Health care costs in Switzerland have risen from 12 to 32 billion Swiss francs per year since the introduction of compulsory health insurance in 1996. While an insured person initially paid an average of CHF 1,771 in premiums and their own treatment costs, it was CHF 4,353 last year.
There is a threat of a premium shock again this autumn. The health insurance association Santésuisse recently warned that the pent-up costs caused by the corona pandemic required a hefty premium increase of 9 to 10 percent. At the end of September, the Federal Office of Public Health (BAG) will announce by how much the average health insurance premium will actually increase. In view of this premium burden, two popular initiatives with opposite approaches are currently pending in Berne, one from the Mitte party and one from the SP.
Now the FDP is presenting its own plan to get the cost explosion under control. Accordingly, it demands “rationalization, but by no means rationing” in the health care system, as the party states in a statement of claims published on Thursday. Efficiency should be increased and bureaucracy reduced. “In this way, the quality of services can be improved and cost developments can be curbed,” write the Liberals.
Reward responsible patients
Specifically, the FDP wants to enable “real competition” between service providers, which should be based on price, cost-benefit ratio and quality.
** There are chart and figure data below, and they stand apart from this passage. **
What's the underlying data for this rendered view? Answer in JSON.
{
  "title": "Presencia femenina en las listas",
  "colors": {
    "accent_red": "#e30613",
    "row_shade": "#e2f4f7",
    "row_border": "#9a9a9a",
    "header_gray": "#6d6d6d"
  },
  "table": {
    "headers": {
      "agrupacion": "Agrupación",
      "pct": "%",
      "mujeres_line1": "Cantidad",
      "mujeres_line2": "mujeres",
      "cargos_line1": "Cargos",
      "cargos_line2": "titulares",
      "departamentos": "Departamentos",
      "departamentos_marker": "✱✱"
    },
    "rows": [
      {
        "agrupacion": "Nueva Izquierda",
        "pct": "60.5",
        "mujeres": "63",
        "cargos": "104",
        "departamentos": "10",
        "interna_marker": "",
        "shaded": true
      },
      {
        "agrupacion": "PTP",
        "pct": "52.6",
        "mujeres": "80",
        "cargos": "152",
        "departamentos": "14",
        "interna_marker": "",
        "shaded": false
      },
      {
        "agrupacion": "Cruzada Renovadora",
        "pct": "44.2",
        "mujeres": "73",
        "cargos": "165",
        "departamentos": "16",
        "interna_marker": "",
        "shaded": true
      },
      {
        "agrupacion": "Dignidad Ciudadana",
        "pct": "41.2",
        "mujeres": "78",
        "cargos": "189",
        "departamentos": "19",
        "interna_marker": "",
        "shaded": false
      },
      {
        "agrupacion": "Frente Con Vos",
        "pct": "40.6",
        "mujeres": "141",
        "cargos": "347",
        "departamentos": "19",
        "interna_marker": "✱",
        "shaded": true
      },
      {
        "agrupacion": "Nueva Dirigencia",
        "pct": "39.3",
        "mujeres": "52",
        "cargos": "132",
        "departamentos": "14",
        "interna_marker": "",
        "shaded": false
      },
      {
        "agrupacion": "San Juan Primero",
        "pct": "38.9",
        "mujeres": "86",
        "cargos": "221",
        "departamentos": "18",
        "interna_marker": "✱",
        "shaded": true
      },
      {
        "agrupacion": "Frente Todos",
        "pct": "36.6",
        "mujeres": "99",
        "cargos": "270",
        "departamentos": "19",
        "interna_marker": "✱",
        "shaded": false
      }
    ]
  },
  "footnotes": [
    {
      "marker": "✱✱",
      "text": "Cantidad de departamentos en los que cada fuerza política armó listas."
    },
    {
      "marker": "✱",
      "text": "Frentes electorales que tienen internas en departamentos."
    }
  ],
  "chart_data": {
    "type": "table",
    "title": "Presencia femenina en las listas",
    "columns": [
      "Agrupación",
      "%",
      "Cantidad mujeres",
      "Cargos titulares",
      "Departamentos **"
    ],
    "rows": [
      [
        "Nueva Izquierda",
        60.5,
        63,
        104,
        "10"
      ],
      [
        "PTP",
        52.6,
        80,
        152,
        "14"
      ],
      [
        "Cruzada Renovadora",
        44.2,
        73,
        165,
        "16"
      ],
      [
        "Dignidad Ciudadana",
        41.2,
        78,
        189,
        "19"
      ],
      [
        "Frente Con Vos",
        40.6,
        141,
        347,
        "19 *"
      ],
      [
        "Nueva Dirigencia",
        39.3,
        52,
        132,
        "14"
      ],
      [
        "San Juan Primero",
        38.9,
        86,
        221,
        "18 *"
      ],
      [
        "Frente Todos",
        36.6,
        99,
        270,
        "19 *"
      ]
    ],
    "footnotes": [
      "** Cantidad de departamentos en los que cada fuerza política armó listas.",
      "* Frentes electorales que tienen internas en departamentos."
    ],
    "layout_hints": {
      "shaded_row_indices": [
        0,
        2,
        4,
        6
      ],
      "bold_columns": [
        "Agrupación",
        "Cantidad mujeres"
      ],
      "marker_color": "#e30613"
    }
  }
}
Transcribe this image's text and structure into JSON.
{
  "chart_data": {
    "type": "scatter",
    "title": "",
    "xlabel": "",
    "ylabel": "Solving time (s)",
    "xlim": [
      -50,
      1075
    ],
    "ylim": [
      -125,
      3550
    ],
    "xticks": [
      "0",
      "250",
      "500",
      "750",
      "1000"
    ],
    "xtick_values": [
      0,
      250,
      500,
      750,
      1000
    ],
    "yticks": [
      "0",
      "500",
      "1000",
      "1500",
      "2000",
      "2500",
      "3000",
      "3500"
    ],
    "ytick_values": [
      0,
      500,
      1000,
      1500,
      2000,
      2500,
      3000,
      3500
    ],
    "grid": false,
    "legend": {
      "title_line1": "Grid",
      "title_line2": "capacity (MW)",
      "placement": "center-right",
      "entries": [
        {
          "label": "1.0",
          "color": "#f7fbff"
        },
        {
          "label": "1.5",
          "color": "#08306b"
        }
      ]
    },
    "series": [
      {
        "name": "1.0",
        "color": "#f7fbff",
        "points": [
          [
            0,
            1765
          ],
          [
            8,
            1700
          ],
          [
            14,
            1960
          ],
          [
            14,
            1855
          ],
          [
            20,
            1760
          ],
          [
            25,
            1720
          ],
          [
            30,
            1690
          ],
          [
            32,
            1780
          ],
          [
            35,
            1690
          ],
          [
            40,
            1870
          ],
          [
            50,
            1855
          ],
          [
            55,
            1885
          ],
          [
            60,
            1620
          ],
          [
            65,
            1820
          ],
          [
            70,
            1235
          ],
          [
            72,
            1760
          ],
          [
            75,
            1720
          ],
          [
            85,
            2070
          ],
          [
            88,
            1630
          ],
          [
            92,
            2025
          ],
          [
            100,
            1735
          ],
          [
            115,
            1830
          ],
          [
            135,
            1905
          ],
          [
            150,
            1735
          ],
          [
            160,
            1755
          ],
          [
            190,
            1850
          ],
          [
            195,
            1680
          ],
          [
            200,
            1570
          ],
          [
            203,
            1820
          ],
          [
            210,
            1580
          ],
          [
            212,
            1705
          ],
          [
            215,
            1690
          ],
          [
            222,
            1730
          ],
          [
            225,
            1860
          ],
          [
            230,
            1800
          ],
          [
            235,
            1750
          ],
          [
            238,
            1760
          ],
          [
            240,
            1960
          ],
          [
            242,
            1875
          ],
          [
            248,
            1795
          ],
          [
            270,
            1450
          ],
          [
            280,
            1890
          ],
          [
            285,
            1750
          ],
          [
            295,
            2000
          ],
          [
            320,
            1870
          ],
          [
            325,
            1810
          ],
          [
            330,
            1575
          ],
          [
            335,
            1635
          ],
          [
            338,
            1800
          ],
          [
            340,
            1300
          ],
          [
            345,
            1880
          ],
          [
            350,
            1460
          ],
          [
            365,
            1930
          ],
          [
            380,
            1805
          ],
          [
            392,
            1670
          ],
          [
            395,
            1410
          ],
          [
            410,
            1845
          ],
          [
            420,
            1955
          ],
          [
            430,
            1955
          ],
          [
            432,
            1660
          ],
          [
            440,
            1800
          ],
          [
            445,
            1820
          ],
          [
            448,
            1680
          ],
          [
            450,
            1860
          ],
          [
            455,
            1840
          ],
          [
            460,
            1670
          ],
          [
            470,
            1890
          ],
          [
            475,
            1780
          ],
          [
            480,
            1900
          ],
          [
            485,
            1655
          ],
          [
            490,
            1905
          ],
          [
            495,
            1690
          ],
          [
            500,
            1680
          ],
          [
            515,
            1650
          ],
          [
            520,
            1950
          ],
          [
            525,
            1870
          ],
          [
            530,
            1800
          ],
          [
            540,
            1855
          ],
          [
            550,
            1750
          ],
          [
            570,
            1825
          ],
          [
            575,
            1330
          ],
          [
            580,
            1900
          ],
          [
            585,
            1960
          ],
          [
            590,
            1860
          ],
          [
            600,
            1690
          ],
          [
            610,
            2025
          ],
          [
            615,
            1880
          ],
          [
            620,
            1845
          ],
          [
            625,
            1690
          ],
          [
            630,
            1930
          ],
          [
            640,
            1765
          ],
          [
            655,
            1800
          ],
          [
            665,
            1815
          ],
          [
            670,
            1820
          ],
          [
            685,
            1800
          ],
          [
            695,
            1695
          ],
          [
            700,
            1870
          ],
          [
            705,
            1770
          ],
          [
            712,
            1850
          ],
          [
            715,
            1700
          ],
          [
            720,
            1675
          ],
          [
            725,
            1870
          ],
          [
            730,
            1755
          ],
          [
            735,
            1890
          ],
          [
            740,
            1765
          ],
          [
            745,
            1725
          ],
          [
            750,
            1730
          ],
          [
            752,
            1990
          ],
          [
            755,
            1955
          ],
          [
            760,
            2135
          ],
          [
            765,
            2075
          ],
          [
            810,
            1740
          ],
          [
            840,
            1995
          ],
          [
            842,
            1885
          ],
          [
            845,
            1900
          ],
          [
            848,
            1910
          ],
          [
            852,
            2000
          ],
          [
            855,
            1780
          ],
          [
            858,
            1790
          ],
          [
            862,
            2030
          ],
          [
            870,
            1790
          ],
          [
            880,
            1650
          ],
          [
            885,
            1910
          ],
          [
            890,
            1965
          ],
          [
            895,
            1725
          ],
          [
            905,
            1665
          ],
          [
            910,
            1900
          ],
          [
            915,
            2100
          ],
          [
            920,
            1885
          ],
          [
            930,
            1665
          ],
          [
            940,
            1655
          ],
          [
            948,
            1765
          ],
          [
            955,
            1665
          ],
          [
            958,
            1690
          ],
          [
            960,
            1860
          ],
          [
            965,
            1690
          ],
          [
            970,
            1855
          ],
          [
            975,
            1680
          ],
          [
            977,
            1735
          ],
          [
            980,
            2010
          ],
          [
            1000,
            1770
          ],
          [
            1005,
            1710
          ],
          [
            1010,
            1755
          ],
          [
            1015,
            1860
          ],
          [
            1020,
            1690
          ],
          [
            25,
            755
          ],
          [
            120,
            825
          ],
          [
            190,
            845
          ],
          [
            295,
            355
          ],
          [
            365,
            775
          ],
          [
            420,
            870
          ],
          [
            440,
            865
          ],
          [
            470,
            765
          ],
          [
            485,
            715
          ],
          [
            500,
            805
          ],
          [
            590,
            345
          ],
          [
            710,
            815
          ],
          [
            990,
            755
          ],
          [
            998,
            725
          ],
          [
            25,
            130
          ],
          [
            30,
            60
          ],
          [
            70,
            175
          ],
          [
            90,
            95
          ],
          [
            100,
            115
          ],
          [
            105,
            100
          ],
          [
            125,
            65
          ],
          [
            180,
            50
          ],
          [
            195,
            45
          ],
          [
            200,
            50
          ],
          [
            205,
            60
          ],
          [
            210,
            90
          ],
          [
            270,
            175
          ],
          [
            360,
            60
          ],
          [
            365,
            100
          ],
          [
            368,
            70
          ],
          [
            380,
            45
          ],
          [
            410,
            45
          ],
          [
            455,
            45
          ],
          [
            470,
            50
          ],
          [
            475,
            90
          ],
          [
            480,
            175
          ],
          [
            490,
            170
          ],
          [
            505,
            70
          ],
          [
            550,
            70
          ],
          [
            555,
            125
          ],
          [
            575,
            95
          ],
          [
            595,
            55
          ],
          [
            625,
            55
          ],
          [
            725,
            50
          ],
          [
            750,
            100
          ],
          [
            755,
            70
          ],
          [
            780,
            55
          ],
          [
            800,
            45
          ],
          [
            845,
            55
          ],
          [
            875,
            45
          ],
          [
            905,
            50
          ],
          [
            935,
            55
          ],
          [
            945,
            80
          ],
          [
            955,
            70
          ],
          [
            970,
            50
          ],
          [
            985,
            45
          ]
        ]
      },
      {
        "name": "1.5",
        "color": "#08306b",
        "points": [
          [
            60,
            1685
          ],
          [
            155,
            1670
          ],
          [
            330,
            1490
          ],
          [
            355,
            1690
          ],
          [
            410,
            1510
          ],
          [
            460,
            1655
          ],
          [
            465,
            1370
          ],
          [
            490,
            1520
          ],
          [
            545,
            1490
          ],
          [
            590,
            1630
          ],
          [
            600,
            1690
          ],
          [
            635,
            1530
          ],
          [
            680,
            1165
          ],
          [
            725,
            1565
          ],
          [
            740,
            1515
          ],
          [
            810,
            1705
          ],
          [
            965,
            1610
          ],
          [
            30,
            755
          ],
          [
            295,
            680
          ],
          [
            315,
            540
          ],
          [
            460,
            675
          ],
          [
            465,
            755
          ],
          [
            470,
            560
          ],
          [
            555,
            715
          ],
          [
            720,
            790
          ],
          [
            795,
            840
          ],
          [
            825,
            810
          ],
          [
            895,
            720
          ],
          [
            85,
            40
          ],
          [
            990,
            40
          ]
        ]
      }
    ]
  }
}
The liberals also demand that patients be more involved in decisions about health services and that alternative insurance models are given greater freedom of action.
According to the FDP, patients should also be rewarded if, for example, they “act on their own responsibility and choose cheaper providers as part of alternative insurance models”. As a further cost-cutting measure, the party lists in its paper the facilitation of parallel imports of medicines and medical products.
Hospital sector: State intervention only in emergencies
With a view to the restructuring of the hospital landscape, the cantons should, according to the FPD, develop concepts that guarantee the security of care in the hospital sector. This “instead of a comprehensive state supply planning”. State intervention should only take place if there is a risk of undersupply.
Last but not least, the liberals are calling for an increased focus on the digitization of healthcare. Among other things, this should simplify administrative work, create more transparency and enable comparisons between service providers.
In contrast to the FDP, the center party is calling for the introduction of a fixed cost brake with an initiative. As a counter-proposal, the Federal Council proposes targets for treatments. The state government has also reacted to the initiative of the SP, which wants to limit the premium burden to 10 percent of household income, with a counter-proposal: the federal contribution to the premium reduction of the cantons should be linked to health care costs and the ratio of premiums to disposable income.